The Beautiful Sentiment

Why support a premiership football team? Certainly, if you like matching decorations then supporting Manchester United is fair enough, as a visit to their shop will outfit you with a themed duvet, lampshade, wallpaper, toothbrush holder and loo roll. The same can be said of Arsenal and Chelsea, with the added benefit that you can complete your collection of footie tat with a tattoo.

If you were born in the area and they are your team then fair enough, but it's something of a mystery why most of Manchester United's supporters don't live in a Manchester post code, they can't all have moved out of Manchester (although having visited Manchester, that's not a bad idea).

Maybe it's to be associated with success. If one had to support one's local team, simply by being in their catchment area, most supporters would spend their weekends shivering in rain-swept provincial footie grounds, risking food poisoning from the catering and trench foot from the stands, instead of watching Premiership football matches from the warm safety of the pub.
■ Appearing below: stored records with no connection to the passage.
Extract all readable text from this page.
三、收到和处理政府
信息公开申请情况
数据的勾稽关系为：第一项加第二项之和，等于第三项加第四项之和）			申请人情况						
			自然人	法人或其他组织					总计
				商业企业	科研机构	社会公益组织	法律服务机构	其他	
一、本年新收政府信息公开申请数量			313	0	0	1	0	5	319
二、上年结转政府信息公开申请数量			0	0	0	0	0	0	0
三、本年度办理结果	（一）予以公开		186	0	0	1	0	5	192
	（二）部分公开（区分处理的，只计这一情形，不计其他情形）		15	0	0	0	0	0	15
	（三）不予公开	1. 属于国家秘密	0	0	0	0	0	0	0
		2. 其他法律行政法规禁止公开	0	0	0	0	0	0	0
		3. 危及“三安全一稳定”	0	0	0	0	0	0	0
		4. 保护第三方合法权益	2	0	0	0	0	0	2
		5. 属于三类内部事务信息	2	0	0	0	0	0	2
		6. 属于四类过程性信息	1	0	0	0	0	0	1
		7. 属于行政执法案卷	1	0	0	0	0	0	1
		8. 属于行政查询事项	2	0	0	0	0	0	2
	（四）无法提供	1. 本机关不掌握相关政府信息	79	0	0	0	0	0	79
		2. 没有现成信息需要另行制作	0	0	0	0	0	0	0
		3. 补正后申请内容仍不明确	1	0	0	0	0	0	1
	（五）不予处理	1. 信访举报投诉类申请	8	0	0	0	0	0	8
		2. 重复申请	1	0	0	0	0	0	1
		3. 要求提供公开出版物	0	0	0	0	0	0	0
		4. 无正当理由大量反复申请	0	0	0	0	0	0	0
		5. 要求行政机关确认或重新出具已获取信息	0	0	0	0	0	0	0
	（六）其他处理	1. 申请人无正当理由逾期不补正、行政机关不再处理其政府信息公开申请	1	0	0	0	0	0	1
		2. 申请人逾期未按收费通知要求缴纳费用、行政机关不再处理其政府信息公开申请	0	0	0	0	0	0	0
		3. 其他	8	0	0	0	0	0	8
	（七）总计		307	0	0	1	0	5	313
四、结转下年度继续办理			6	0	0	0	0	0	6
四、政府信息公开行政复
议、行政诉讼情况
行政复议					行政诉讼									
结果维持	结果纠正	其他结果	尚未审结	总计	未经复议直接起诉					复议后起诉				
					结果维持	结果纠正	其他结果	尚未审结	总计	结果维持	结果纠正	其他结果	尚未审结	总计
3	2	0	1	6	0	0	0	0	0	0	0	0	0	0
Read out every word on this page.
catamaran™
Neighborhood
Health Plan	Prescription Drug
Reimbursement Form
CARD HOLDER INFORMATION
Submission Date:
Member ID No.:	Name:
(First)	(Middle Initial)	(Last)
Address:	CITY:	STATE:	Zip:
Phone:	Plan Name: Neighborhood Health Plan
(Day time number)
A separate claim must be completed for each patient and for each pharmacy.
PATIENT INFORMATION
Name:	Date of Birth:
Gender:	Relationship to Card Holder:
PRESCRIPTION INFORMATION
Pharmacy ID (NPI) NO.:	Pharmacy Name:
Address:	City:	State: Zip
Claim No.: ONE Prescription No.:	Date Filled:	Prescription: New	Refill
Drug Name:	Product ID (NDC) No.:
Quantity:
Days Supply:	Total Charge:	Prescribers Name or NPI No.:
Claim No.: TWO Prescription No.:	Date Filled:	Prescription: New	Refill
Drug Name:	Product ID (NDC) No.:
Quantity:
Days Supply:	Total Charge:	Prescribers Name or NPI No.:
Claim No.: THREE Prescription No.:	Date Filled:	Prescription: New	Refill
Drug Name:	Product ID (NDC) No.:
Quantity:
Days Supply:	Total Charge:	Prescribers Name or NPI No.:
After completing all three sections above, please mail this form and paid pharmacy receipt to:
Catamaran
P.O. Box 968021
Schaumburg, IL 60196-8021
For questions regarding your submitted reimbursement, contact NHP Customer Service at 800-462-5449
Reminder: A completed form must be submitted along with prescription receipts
Misery. That's the usual reason you stick with a team. You watch one match where they should have won and that they lose and that's it, you've made an emotional investment and the next thing you know you're buying replica kit to wear at 3:00pm on a Saturday.

Which is what, perversely, has drawn me to take an interest in Aston Villa. They have followed the lead of FC Barcalona, who don't have a sponsor's name on their kit but rather sport the word UNICEF to raise awareness of that organisation and have the name of a local children's hospice, Acorns, instead.

This, I think, is tremendous. And imagine the edge it gives you over some tosser with the name of a paint company, arms dealer or airline on his chest.